Devlet başlıca görevlerini, bizzat işçiler tarafından yapılan böylesine bir kayıt ve bu türlü bir denetime indirgendiği zaman, politik bir devlet olmaktan çıkar: ‘Kamu görevleri politik karakterlerini yitirir ve basit idari görevler haline dönüşürler.
Halk çoğunluğu, bu kayıt ve bu denetim işlerini, bizzat ve her yerde uygulayacağı zaman, bu denetim hakikaten evrensel, genel ve milli karakterde olacak, hangi tarzda olursa olsun, hiç kimse kendini bundan kurtaramayacak ve ‘artık, yapacak hiçbir şey kalmayacaktır.’
Toplumun tümü, çalışma ve ücret eşitliğiyle, artık bir tek büro ve bir tek atölyeden başka bir şey olmayacaktır.
Ama proletaryanın kapitalistleri yenip sömürücüleri alaşağı ettikten sonra toplumun tümüne yayacağı bu ‘atölye’ disiplini, bizim için asla ne ülkü ne de son erektir; bu sadece, toplumu kapitalist sömürünün bayağılık ve alçaklıklarından tamamen kurtarmak ve ileriye doğru sürekli gidişi sağlama bağlamak için zorunlu bir basamaktır.” (21)
“Projeci”nin burada düzeltilecek bir şeyler bulduğu anlaşılıyor. O, emekçi kitlelerin gerçekten yönetim işine katılması, üretenin yöneten olması vb. peşinde değildir. Peşinde olduğu, tüm öznelciliğiyle küçük burjuva aydınlarına özgürlük sağlamak, emekle sermaye arasında belirli bir uyumu tutturabilmektir.
Sürekli vurgu yaptığı, özgürlüklerdir, demokrasidir, herkesin yönetici olmasıdır; ama bunun ayrılmaz parçası olan devletsizliğe ulaşılmadığı sürece zorunluluğu reddedilmeyecek proleter disiplindir. Bu disiplin, kuşku yok, Lenin’in dediği gibi, son erek değildir, ama ilk evrede yokluğunda komünizmin ikinci evresine ulaşmak, ancak bir hayal olarak kalacaktır.

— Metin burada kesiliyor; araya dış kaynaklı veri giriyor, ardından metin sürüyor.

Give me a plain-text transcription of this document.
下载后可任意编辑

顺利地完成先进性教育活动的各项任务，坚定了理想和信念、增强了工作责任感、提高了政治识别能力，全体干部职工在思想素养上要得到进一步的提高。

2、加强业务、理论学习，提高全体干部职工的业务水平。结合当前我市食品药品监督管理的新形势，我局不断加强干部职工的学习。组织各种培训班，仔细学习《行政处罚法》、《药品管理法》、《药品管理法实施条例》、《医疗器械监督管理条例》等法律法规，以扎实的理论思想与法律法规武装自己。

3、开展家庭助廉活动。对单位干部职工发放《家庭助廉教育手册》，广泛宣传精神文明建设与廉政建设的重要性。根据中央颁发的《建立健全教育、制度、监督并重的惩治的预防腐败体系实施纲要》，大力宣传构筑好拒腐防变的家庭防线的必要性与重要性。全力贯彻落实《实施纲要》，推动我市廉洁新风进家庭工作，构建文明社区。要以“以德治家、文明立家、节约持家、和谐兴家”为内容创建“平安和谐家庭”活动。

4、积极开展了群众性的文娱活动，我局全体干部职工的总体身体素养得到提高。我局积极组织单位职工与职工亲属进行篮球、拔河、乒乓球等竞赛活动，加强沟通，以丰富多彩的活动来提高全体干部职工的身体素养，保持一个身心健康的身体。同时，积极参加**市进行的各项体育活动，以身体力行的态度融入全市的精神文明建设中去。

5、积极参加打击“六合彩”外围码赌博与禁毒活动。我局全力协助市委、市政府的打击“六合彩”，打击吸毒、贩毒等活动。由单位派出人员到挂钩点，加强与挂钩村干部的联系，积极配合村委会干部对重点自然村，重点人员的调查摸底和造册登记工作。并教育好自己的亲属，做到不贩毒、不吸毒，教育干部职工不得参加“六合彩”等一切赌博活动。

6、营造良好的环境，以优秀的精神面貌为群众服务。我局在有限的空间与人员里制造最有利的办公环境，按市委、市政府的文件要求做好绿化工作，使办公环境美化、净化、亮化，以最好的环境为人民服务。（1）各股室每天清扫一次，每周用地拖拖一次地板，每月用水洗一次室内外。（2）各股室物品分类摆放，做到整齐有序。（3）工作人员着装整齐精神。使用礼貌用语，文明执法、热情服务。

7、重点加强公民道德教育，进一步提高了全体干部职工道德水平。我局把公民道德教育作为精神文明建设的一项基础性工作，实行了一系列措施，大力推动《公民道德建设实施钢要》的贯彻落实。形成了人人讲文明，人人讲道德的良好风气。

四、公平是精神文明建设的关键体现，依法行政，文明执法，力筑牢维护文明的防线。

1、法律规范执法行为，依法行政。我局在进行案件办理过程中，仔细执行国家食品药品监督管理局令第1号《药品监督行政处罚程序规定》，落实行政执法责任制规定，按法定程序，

Pekdemir, sürekli olarak komünizmin alt ve üst evrelerini karıştırmaktadır. Ve üstelik aralarındaki ayrımı bildiğini gösteren pasajları da vardır. Bundan çıkan, bilinçli bir karıştırmacılıktır.
“Devlet var olduğu sürece ‘bürokrasi’ (toplumdan yabancılaşma eğilimindeki yöneticilik) kaçınılmazdır… İşte bu durum, yönetim işlerinin ve ekonominin yönetiminin uzmanlar (bürokratlar ve teknokratlar) tarafından yerine getirilmesi zorunluluk olduğu sürece, bu anlamda kafa ve kol emeği arasındaki çelişki çözülmediği sürece kaçınılmaz görülebilir.” (22)
Burada tamamen bulandırılmış bir durum ve teorik keşmekeş var.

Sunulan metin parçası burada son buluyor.